Lulu's Fashion Lounge (LVLU) Q3 2025 earnings summary

Event summary combining transcript, slides, and related documents.

Logotype for Lulu's Fashion Lounge Holdings Inc

Q3 2025 earnings summary

17 Nov, 2025

Executive summary

  • Net revenue for Q3 2025 was $73.6 million, down 9% year-over-year, with a net loss of $2.3 million, a significant improvement from a $6.9 million loss in Q3 2024.

  • Achieved a second consecutive quarter of positive adjusted EBITDA, up $3.9 million from Q3 2024, driven by strong performance in special occasion and bridesmaid categories, offset by weaker casual wear and footwear.

  • Gross margin improved to 42.6% from 38.1% year-over-year, driven by higher product margins, full-price sales, and margin improvement initiatives.

  • Entered a new credit agreement with White Oak Commercial Finance, improving liquidity and financial flexibility.

  • Active customers declined to 2.4 million from 2.7 million year-over-year, while average order value increased to $141 from $131.

Financial highlights

  • Net revenue for the first nine months of 2025 was $219.3 million, down 12% year-over-year.

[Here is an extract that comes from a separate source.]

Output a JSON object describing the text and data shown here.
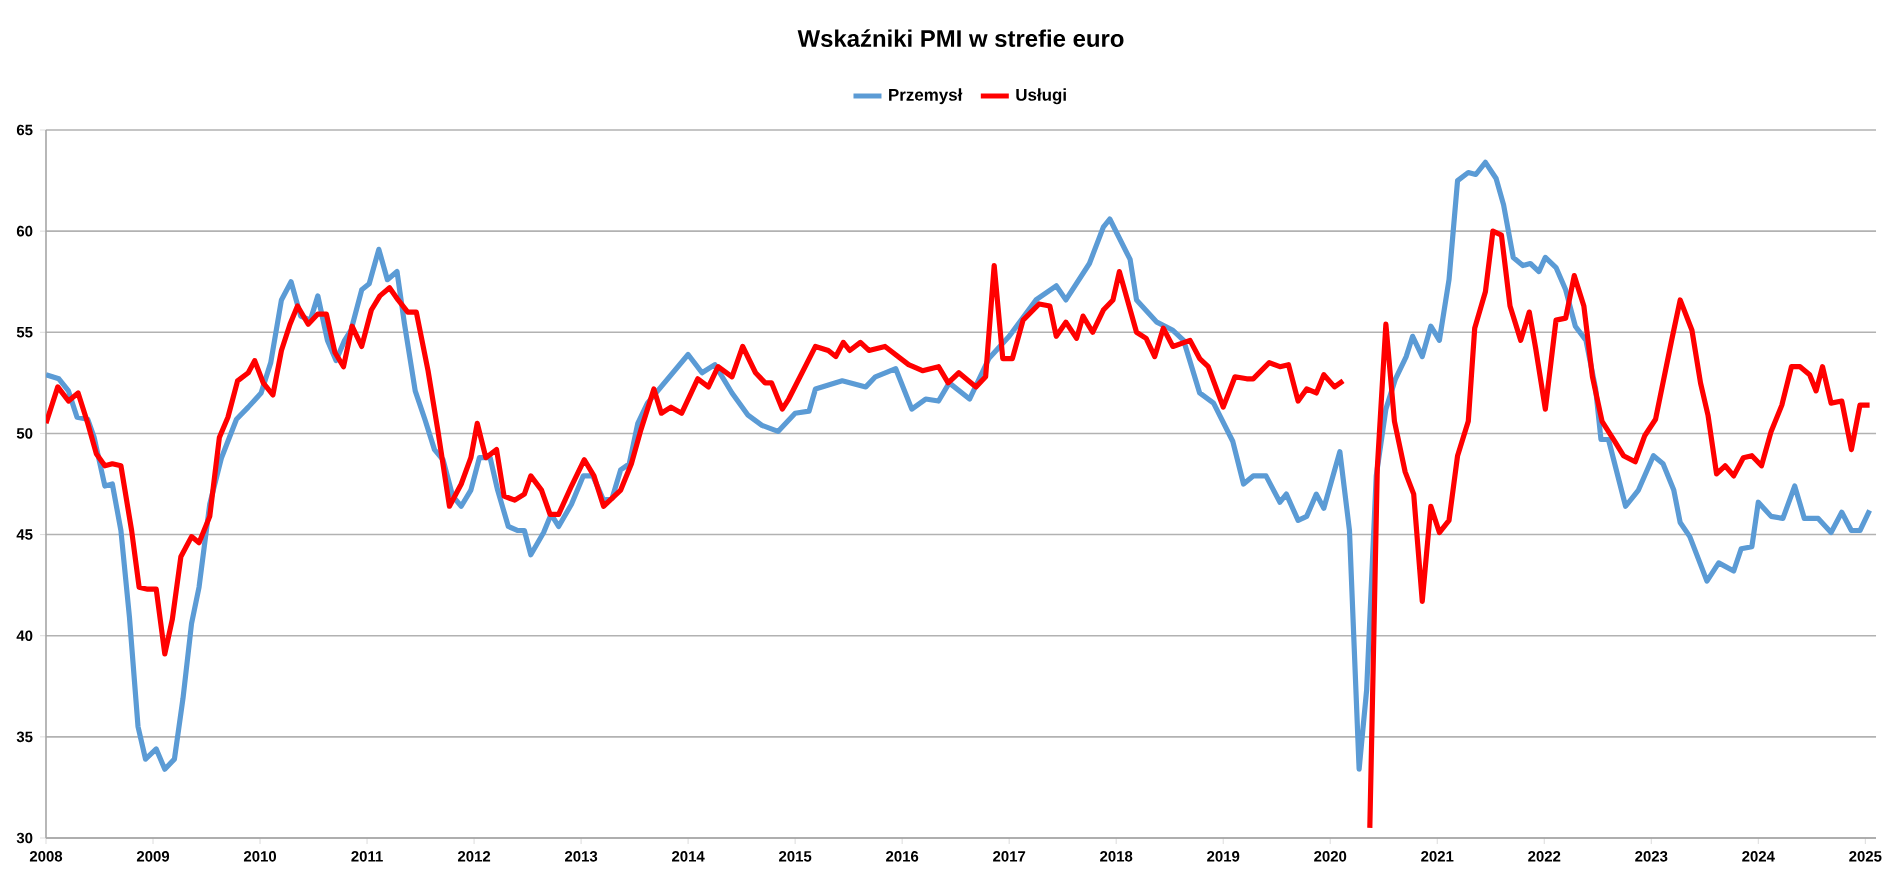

  • Net loss for the first nine months was $13.3 million, compared to $23.4 million in the prior year period.

  • Free cash flow for Q3 was negative $2.4 million, a $3.9 million year-over-year improvement; year-to-date free cash flow was $3.5 million.

  • Selling and marketing expenses decreased 4% in Q3 and 9% year-to-date, reflecting lower marketing and processing costs.

  • General and administrative expenses fell 18% in Q3 and 17% year-to-date, driven by reduced headcount and lower equity-based compensation.

Outlook and guidance

  • Expect significant year-over-year improvement in adjusted EBITDA for Q4 2025.

  • Full-year capital expenditures projected at approximately $2.5 million.

  • Outlook incorporates anticipated headwinds from tariffs, consumer demand, inflation, supply chain, and macroeconomic uncertainties.

  • Anticipate top-line pressure from shoes and casual apparel to moderate by end of Q2 2026 as inventory realignment progresses.

  • The company plans to maintain disciplined capital spending and focus on operational efficiencies to support a return to profitability.